QUO VADIS DESPORTO? MODELO EUROPEU OU MODELO AMERICANO? – No passado dia 15 de dezembro de 2022, assinalou-se a passagem de 27 anos do Acórdão Bosman, decisão do Tribunal de Justiça da União Europeia (TJUE) que revolucionou o mundo do futebol, aplicando as regras da livre circulação de trabalhadores aos futebolistas profissionais. o mercado de transferências nunca mais foi o mesmo por força do Direito Comunitário.
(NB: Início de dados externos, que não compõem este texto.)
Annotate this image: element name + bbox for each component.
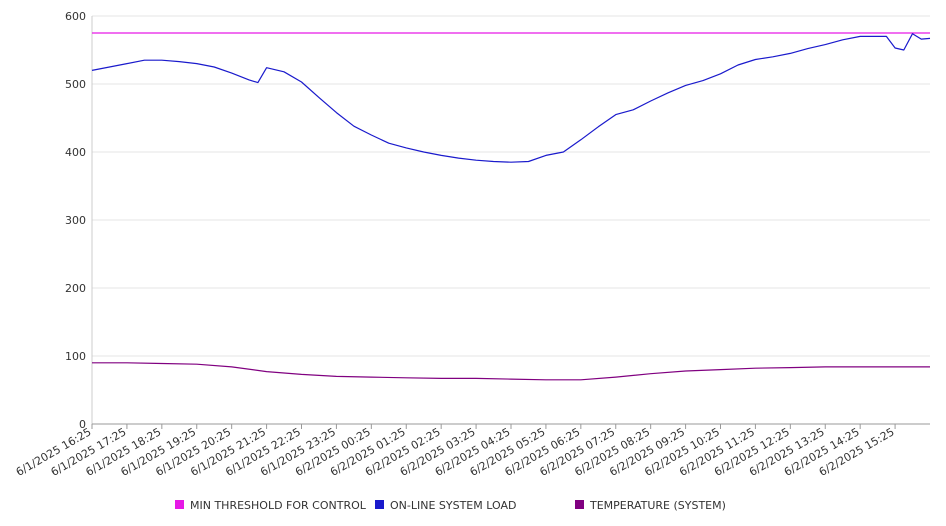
series-line-3 bbox=[92, 362, 930, 381]
y-tick-label: 100 bbox=[65, 350, 86, 363]
x-axis-ticks: 6/1/2025 16:256/1/2025 17:256/1/2025 18:… bbox=[14, 424, 897, 479]
legend-label: TEMPERATURE (SYSTEM) bbox=[589, 499, 726, 512]
legend-swatch bbox=[575, 500, 584, 509]
y-tick-label: 300 bbox=[65, 214, 86, 227]
y-tick-label: 200 bbox=[65, 282, 86, 295]
legend-label: MIN THRESHOLD FOR CONTROL bbox=[190, 499, 367, 512]
y-axis-ticks: 0 100 200 300 400 500 600 bbox=[65, 10, 86, 431]
series-lines bbox=[91, 32, 931, 381]
gridlines bbox=[92, 15, 930, 425]
y-tick-label: 500 bbox=[65, 78, 86, 91]
legend-swatch bbox=[175, 500, 184, 509]
legend-label: ON-LINE SYSTEM LOAD bbox=[390, 499, 516, 512]
y-tick-label: 0 bbox=[79, 418, 86, 431]
legend: MIN THRESHOLD FOR CONTROL ON-LINE SYSTEM … bbox=[175, 499, 726, 512]
y-tick-label: 400 bbox=[65, 146, 86, 159]
y-tick-label: 600 bbox=[65, 10, 86, 23]
legend-swatch bbox=[375, 500, 384, 509]
series-line-2 bbox=[91, 33, 931, 163]
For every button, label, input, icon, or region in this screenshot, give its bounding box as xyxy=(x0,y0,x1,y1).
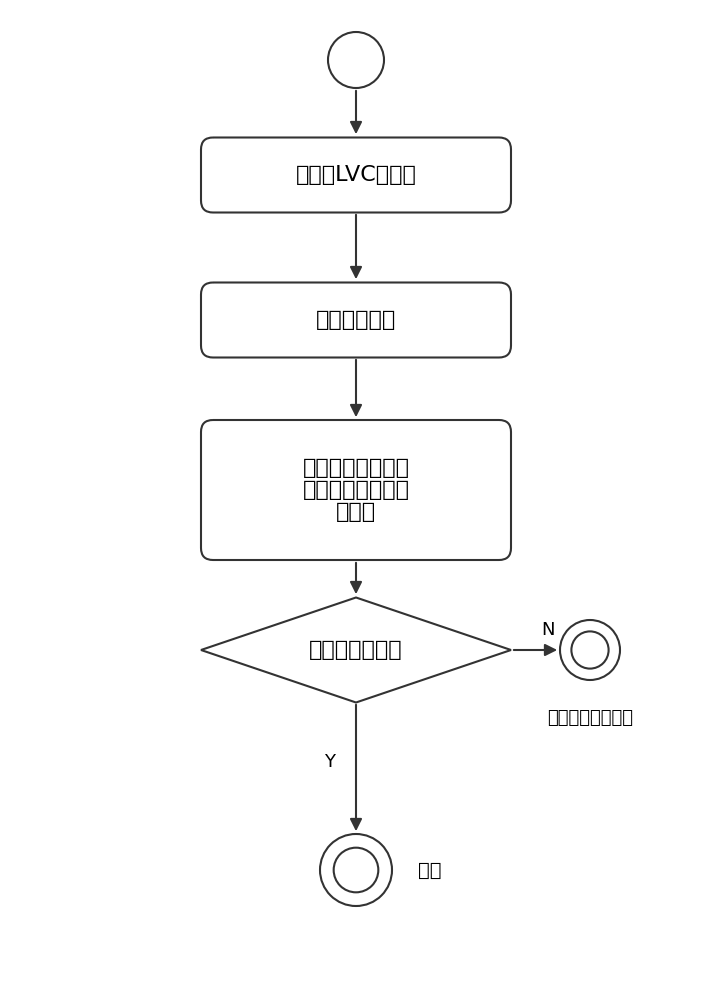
Ellipse shape xyxy=(560,620,620,680)
Text: 道的缓冲区进行原: 道的缓冲区进行原 xyxy=(303,480,409,500)
Ellipse shape xyxy=(320,834,392,906)
Text: 失败（车辆碰撞）: 失败（车辆碰撞） xyxy=(547,709,633,727)
Text: Y: Y xyxy=(325,753,335,771)
Ellipse shape xyxy=(572,631,609,669)
Text: 当前车辆与下游车: 当前车辆与下游车 xyxy=(303,458,409,478)
Text: 交换得到空値？: 交换得到空値？ xyxy=(309,640,403,660)
PathPatch shape xyxy=(201,420,511,560)
Text: 车辆从LVC中除去: 车辆从LVC中除去 xyxy=(295,165,417,185)
Polygon shape xyxy=(201,597,511,702)
Text: 成功: 成功 xyxy=(418,860,441,880)
Text: 子交换: 子交换 xyxy=(336,502,376,522)
PathPatch shape xyxy=(201,137,511,213)
Ellipse shape xyxy=(328,32,384,88)
Ellipse shape xyxy=(334,848,378,892)
Text: 更新车辆状态: 更新车辆状态 xyxy=(316,310,396,330)
PathPatch shape xyxy=(201,282,511,358)
Text: N: N xyxy=(541,621,555,639)
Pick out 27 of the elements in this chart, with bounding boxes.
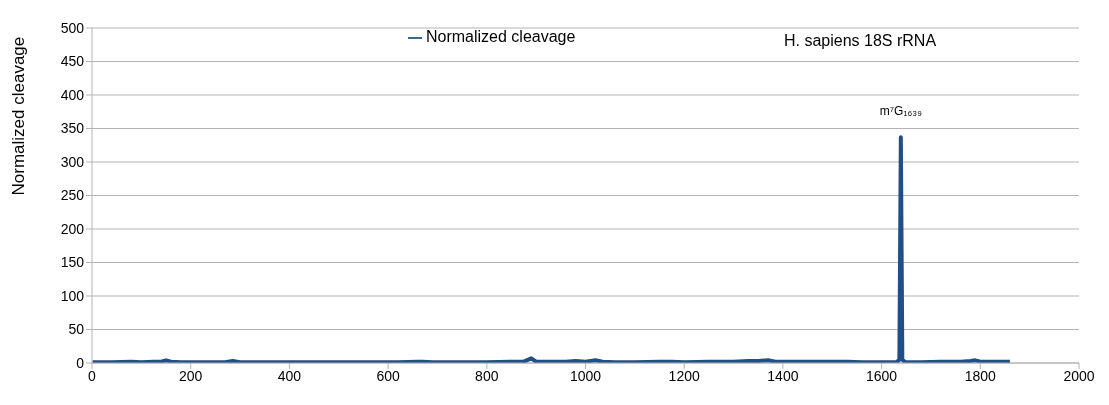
x-tick-label: 2000 bbox=[1063, 367, 1095, 384]
x-tick-label: 200 bbox=[179, 367, 203, 384]
line-series bbox=[92, 135, 1012, 363]
x-tick-label: 1600 bbox=[866, 367, 898, 384]
x-tick-label: 400 bbox=[277, 367, 302, 384]
y-tick-label: 0 bbox=[76, 354, 85, 371]
x-tick-label: 1000 bbox=[569, 367, 602, 384]
legend-label: Normalized cleavage bbox=[426, 28, 576, 45]
y-axis-title: Normalized cleavage bbox=[9, 36, 29, 196]
annotation: m⁷G₁₆₃₉ bbox=[879, 104, 923, 119]
y-tick-label: 350 bbox=[60, 120, 85, 137]
x-tick-label: 800 bbox=[475, 367, 499, 384]
annotation: H. sapiens 18S rRNA bbox=[784, 32, 937, 50]
y-tick-label: 500 bbox=[60, 19, 85, 36]
x-tick-label: 600 bbox=[376, 367, 400, 384]
y-tick-label: 400 bbox=[60, 86, 85, 103]
y-tick-label: 300 bbox=[60, 153, 85, 170]
y-tick-label: 50 bbox=[68, 321, 85, 338]
x-tick-label: 1200 bbox=[668, 367, 700, 384]
y-tick-label: 150 bbox=[60, 254, 85, 271]
y-tick-label: 200 bbox=[60, 220, 85, 237]
y-tick-label: 250 bbox=[60, 187, 85, 204]
x-tick-label: 1400 bbox=[767, 367, 799, 384]
y-tick-label: 450 bbox=[60, 53, 85, 70]
x-tick-label: 0 bbox=[88, 367, 97, 384]
y-tick-label: 100 bbox=[60, 287, 85, 304]
x-tick-label: 1800 bbox=[964, 367, 997, 384]
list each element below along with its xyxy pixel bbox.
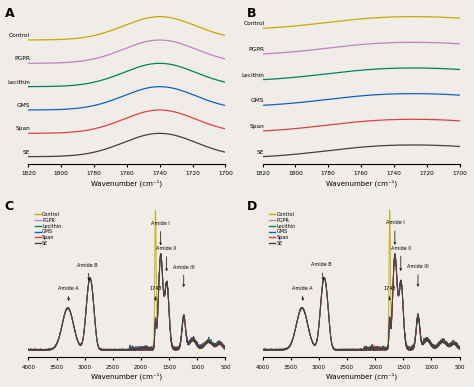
Text: Amide A: Amide A — [292, 286, 312, 300]
Text: SE: SE — [257, 150, 264, 154]
Text: Amide B: Amide B — [77, 263, 98, 280]
Text: D: D — [247, 200, 257, 213]
Text: 1743: 1743 — [149, 286, 162, 300]
Text: Span: Span — [15, 127, 30, 132]
X-axis label: Wavenumber (cm⁻¹): Wavenumber (cm⁻¹) — [326, 179, 397, 187]
Text: SE: SE — [23, 150, 30, 155]
Text: Amide II: Amide II — [391, 245, 411, 270]
X-axis label: Wavenumber (cm⁻¹): Wavenumber (cm⁻¹) — [326, 373, 397, 380]
Legend: Control, PGPR, Lecithin, GMS, Span, SE: Control, PGPR, Lecithin, GMS, Span, SE — [33, 210, 63, 248]
Text: Amide B: Amide B — [311, 262, 332, 279]
X-axis label: Wavenumber (cm⁻¹): Wavenumber (cm⁻¹) — [91, 373, 163, 380]
Text: Span: Span — [249, 124, 264, 129]
Text: Amide III: Amide III — [173, 265, 195, 286]
Text: Control: Control — [243, 21, 264, 26]
Text: B: B — [247, 7, 256, 20]
Text: C: C — [5, 200, 14, 213]
X-axis label: Wavenumber (cm⁻¹): Wavenumber (cm⁻¹) — [91, 179, 163, 187]
Text: GMS: GMS — [251, 98, 264, 103]
Text: PGPR: PGPR — [14, 57, 30, 62]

O marco do Acórdão Bosman, que todos os anos é lembrado, foi totalmente abafado por ventos novamente oriundos do Luxemburgo: foram publicadas as Conclusões do advogado-geral (AG) Athanasios Rantos em dois processos muito importantes conexos com o desporto, um deles, o mediático caso que opõe a empresa criada para estabelecer a Superliga (European Super League Company SL) à FIFA e à UEFA. O agora chamado Direito da União Europeia poderia ter começado ontem uma nova revolução, com o princípio do fim do Modelo Europeu do Desporto. Mas, felizmente, assim não foi.
JURISPRUDÊNCIA PRESENTE
Pode dizer-se que a jurisprudência criada pelo Acórdão Bosman esteve bem presente nas Conclusões de Rantos, designadamente ao assinalar a “importância social considerável” do futebol, que visa o equilíbrio entre clubes, a igualdade de oportunidades, a incerteza dos resultados, a integridade das competições. A isto o AG somou a preocupação das regras competitivas do futebol moderno com a proteção da saúde, a segurança dos jogadores, a solidariedade e a redistribuição de rendimentos. Acresce a expressão fundamental: “especificidade do desporto”. Ora tudo isto é acolhido no artigo 165.º do Tratado sobre o Funcionamento da União Europeia, que sustenta a “dimensão europeia do desporto”, assim como a “abertura” e a “equidade” das competições. Este preceito, que para Rantos é o “reconhecimento constitucional do modelo europeu do desporto”, cerra portas a uma liga elitista e fechada como a putativa Superliga, vista por muitos como uma breakaway league, mas pelo AG mais como uma “liga concorrente no ecossistema da UEFA”. No atual modelo de governança, que é piramidal, as federações assumem, diz o AG, um “papel central”, e a chave de entrada nas competições é o “princípio de participação fundado nos resultados desportivos”, isto é, o “princípio do mérito desportivo”, e não aderir por convite ou pagamento de franquia.
Ao longo de 49 paginas muito bem fundamentadas e estruturadas, o AG desmontou os argumentos da European Super League Company SL, propondo ao TJUE que decida no sentido de que normas estatutárias, como as que FIFA e UEFA consagram para garantir o seu monopólio, não violam nem o direito da concorrência nem as liberdades fundamentais da UE.
Aguarda-se para o primeiro semestre deste ano o acórdão do TJUE. Caso a decisão convirja no sentido das Conclusões do advogado-geral (as quais não são vinculativas), o desporto europeu continuará a ter fins comerciais, mas igualmente preocupações sociais, educativas, éticas, de segurança e de saúde pública.
MODELO EM PERIGO
Mas enquanto aguardamos pelo desfecho final, importa assinalar o que se passa intramuros, bem conexo com o que acabámos de enquadrar, mas pouco falado: refiro-me à forma como a legislação portuguesa trata o modelo europeu do desporto (em particular o Regime Jurídico das Federações Desportivas) e a interpretação que à mesma é dada pelos poderes públicos, leia-se, em particular, a Secretaria de Estado da Juventude e Desporto e Juventude.
Situações concretas recentes demonstram que, em Portugal, pode estar em perigo o modelo piramidal desportivo. Na verdade, a lei exige que para se ser federação desportiva dotada do estatuto de utilidade internacional reguladora da modalidade (em regra uma federação desportiva internacional, a única que o Comité́ Olímpico Internacional reconheça), sendo que para os nossos poderes públicos essa organização desportiva internacional pode ser uma empresa que organiza eventos da modalidade: Sem mais considerações (relevantes e evidentes) de outra natureza, esta é manifestamente uma visão de um modelo… americano do desporto.